Some African Americans were incensed by the misogynist, racially stereotypical B.E.T. Awards that gave the first public tribute to Jackson. Many have been critical of B.E.T as a network for more than a decade, and the tribute to Jackson renewed that those criticisms. The contrast of Michael Jackson with Soulja Boy felt particularly stark, regressive, and embarrassing.
Memorializing Michael Jackson renewed critical conversation about the direction of black music.
Jackson's passing inspired memorials that reflected local cultures, my favorite was the Second Line in New Orleans, but it was the massive funeral in Los Angeles on Tuesday that was most revealing. Michael Jackson was an international music icon and his memorial was covered on mainstream media, but it was black tradition most fully on display Tuesday.
African American death rituals have long been celebratory as well as mournful. As a marginal people whose collective identity is rooted in struggle, death is celebrated as a release from pain, inequality, and torment. As a deeply religious people, death is celebrated as an opportunity for reunion with God. As a people who were often denied dignity in life, the dignity of a proper homegoing is a critically important sign of respect. Along with these celebratory aspects of funerals, death rituals among African Americans are marked by loud, deep, displays of emotion and public grieving that mark the sense of loss experienced by the whole community.

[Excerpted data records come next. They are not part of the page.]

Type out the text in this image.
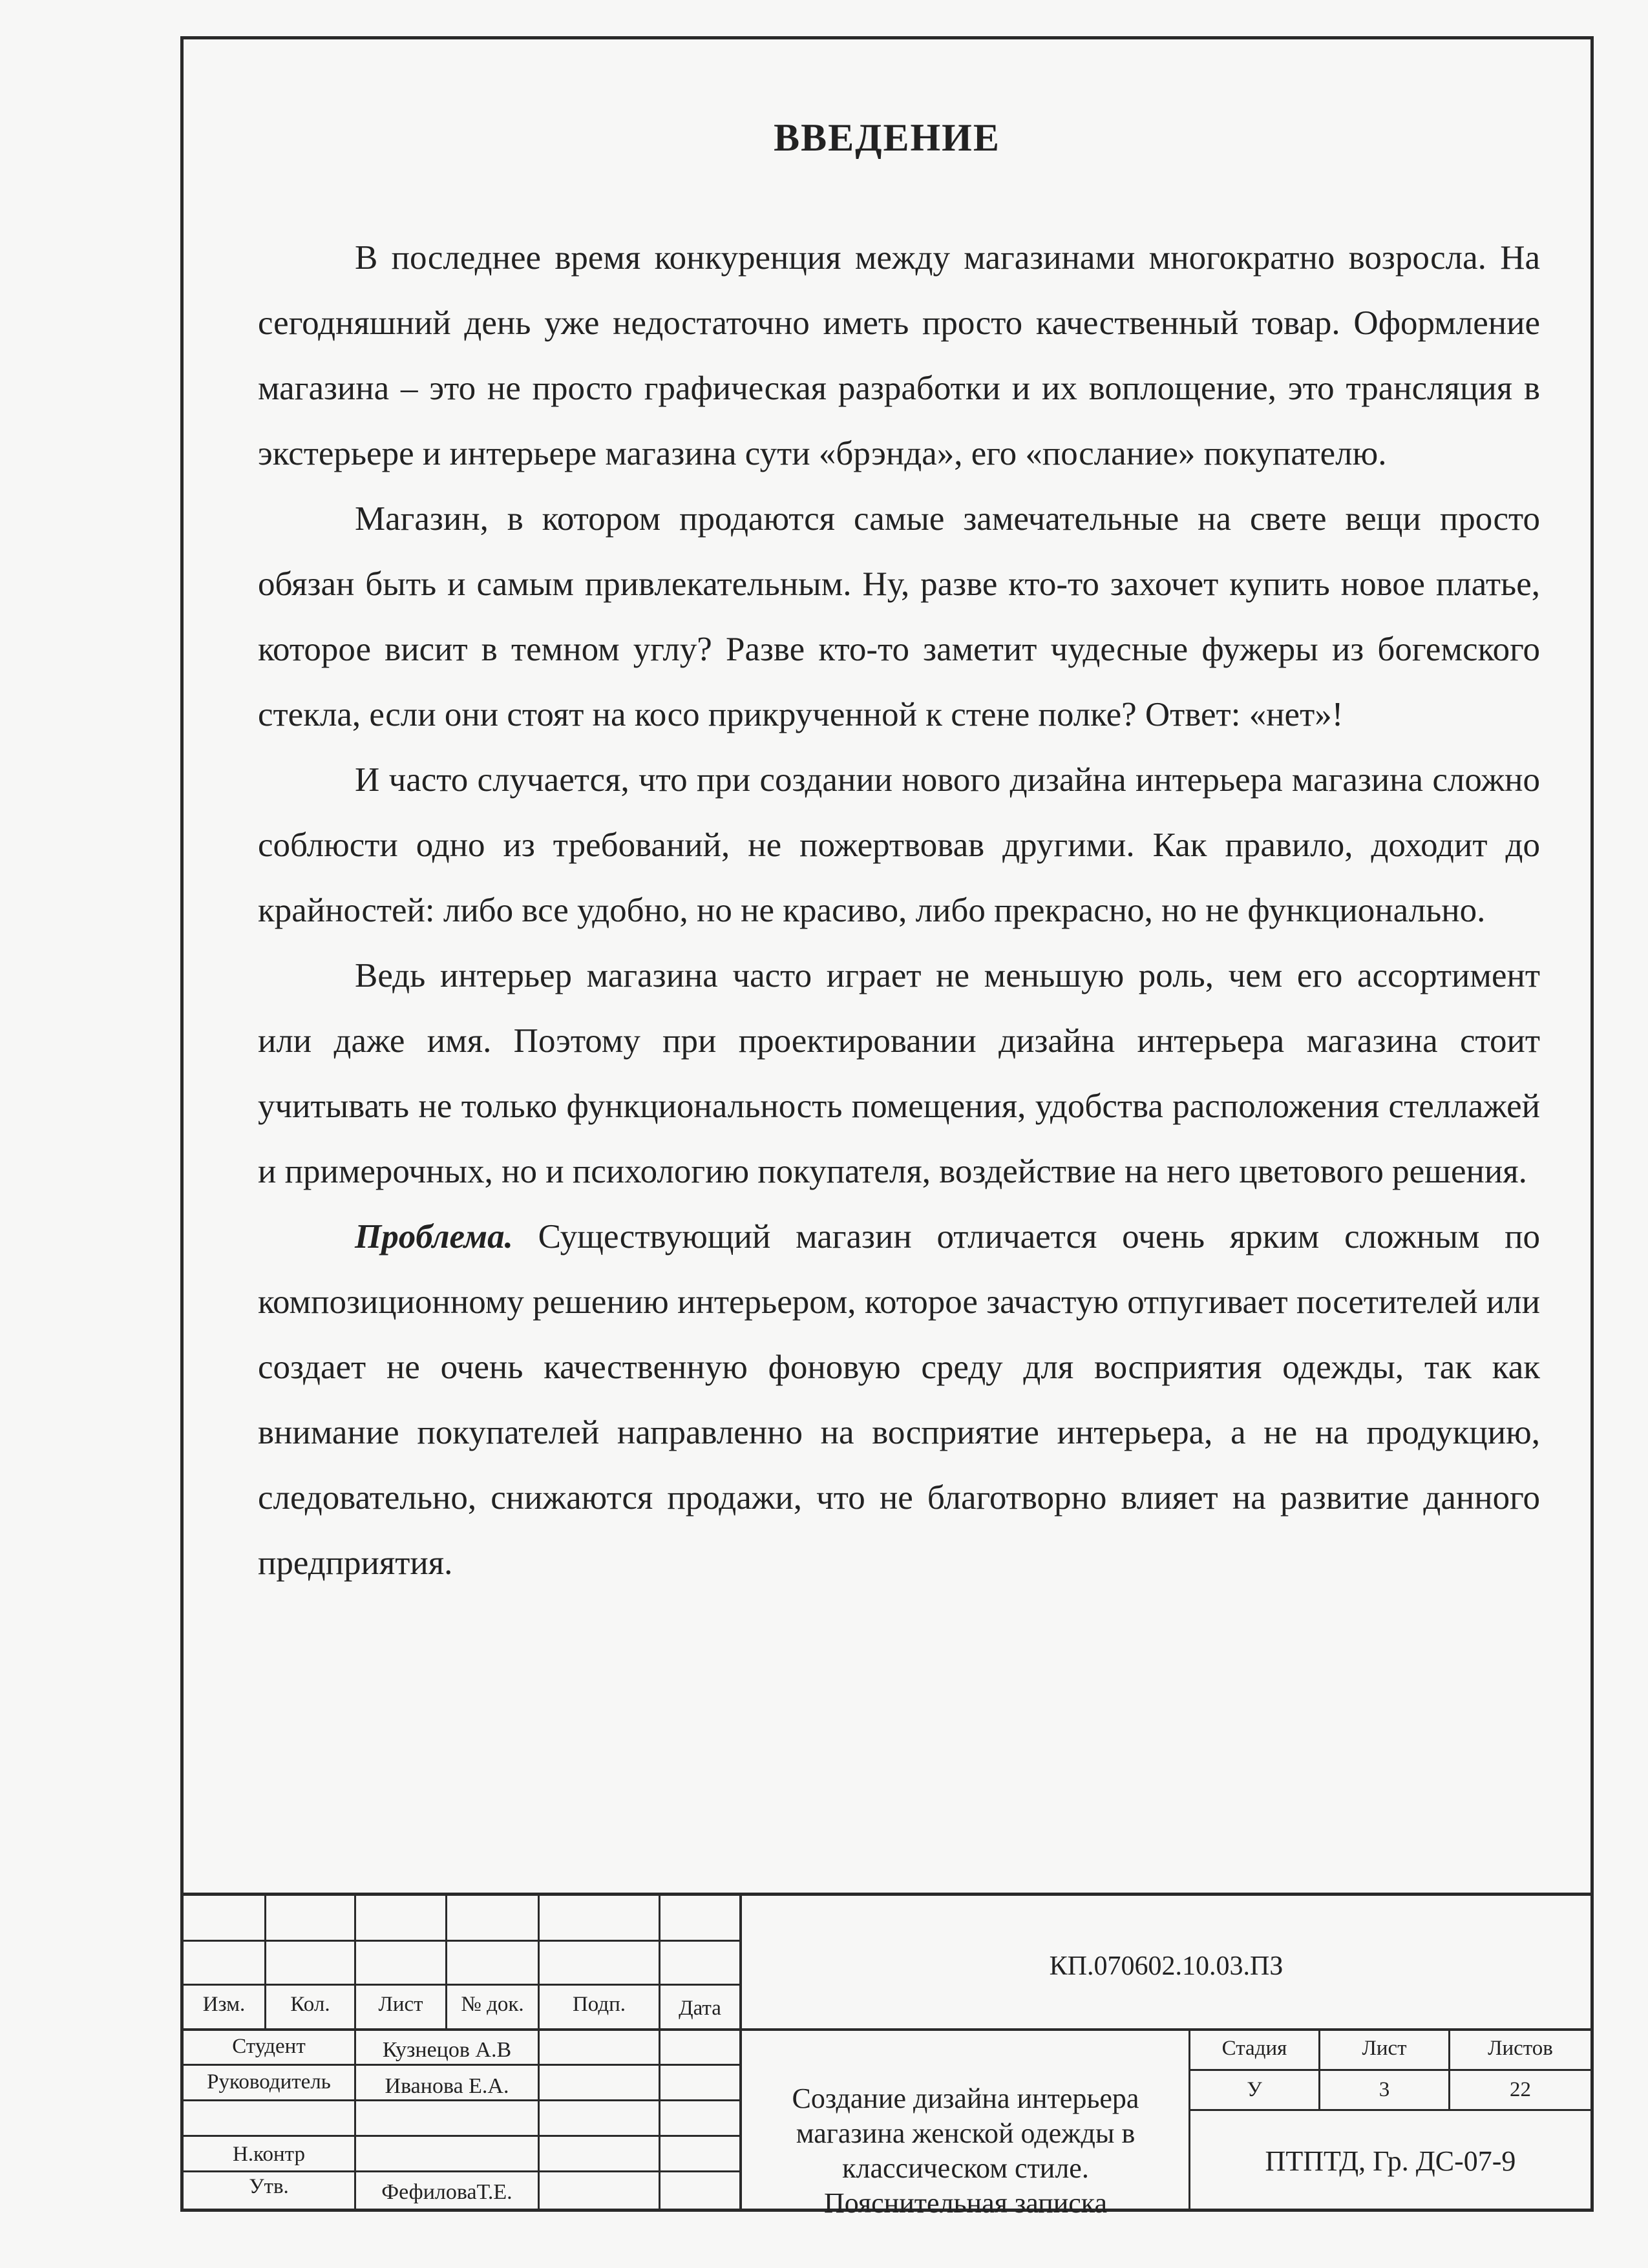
ВВЕДЕНИЕ

В последнее время конкуренция между магазинами многократно возросла. На сегодняшний день уже недостаточно иметь просто качественный товар. Оформление магазина – это не просто графическая разработки и их воплощение, это трансляция в экстерьере и интерьере магазина сути «брэнда», его «послание» покупателю.

Магазин, в котором продаются самые замечательные на свете вещи просто обязан быть и самым привлекательным. Ну, разве кто-то захочет купить новое платье, которое висит в темном углу? Разве кто-то заметит чудесные фужеры из богемского стекла, если они стоят на косо прикрученной к стене полке? Ответ: «нет»!

И часто случается, что при создании нового дизайна интерьера магазина сложно соблюсти одно из требований, не пожертвовав другими. Как правило, доходит до крайностей: либо все удобно, но не красиво, либо прекрасно, но не функционально.

Ведь интерьер магазина часто играет не меньшую роль, чем его ассортимент или даже имя. Поэтому при проектировании дизайна интерьера магазина стоит учитывать не только функциональность помещения, удобства расположения стеллажей и примерочных, но и психологию покупателя, воздействие на него цветового решения.

Проблема. Существующий магазин отличается очень ярким сложным по композиционному решению интерьером, которое зачастую отпугивает посетителей или создает не очень качественную фоновую среду для восприятия одежды, так как внимание покупателей направленно на восприятие интерьера, а не на продукцию, следовательно, снижаются продажи, что не благотворно влияет на развитие данного предприятия.

Изм.	Кол.	Лист	№ док.	Подп.	Дата
Студент	Кузнецов А.В
Руководитель	Иванова Е.А.
Н.контр
Утв.	ФефиловаТ.Е.
КП.070602.10.03.ПЗ
Создание дизайна интерьера магазина женской одежды в классическом стиле. Пояснительная записка
Стадия	Лист	Листов
У	3	22
ПТПТД, Гр. ДС-07-9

All of these aspects of black life were on display Tuesday. And it tells us more about us than about Jackson himself. Jackson's radical surgical choices largely eliminated his black phenotype. Jackson's romantic choices did not include black women. His wealth and eccentricities set him apart from most black people. In the final years of his life his music was much more popular in European and Asian countries than among black American listeners. But in death black folks embraced Jackson.
Memorializing Jackson reminds me that death is still a segregated business in America. Funeral homes still anchor black neighborhoods and are a central path of black entrepreneurship. Though he may have transcended or "escaped" blackness in life, Jackson was rendered fully black in death. And that says much more about us than about him.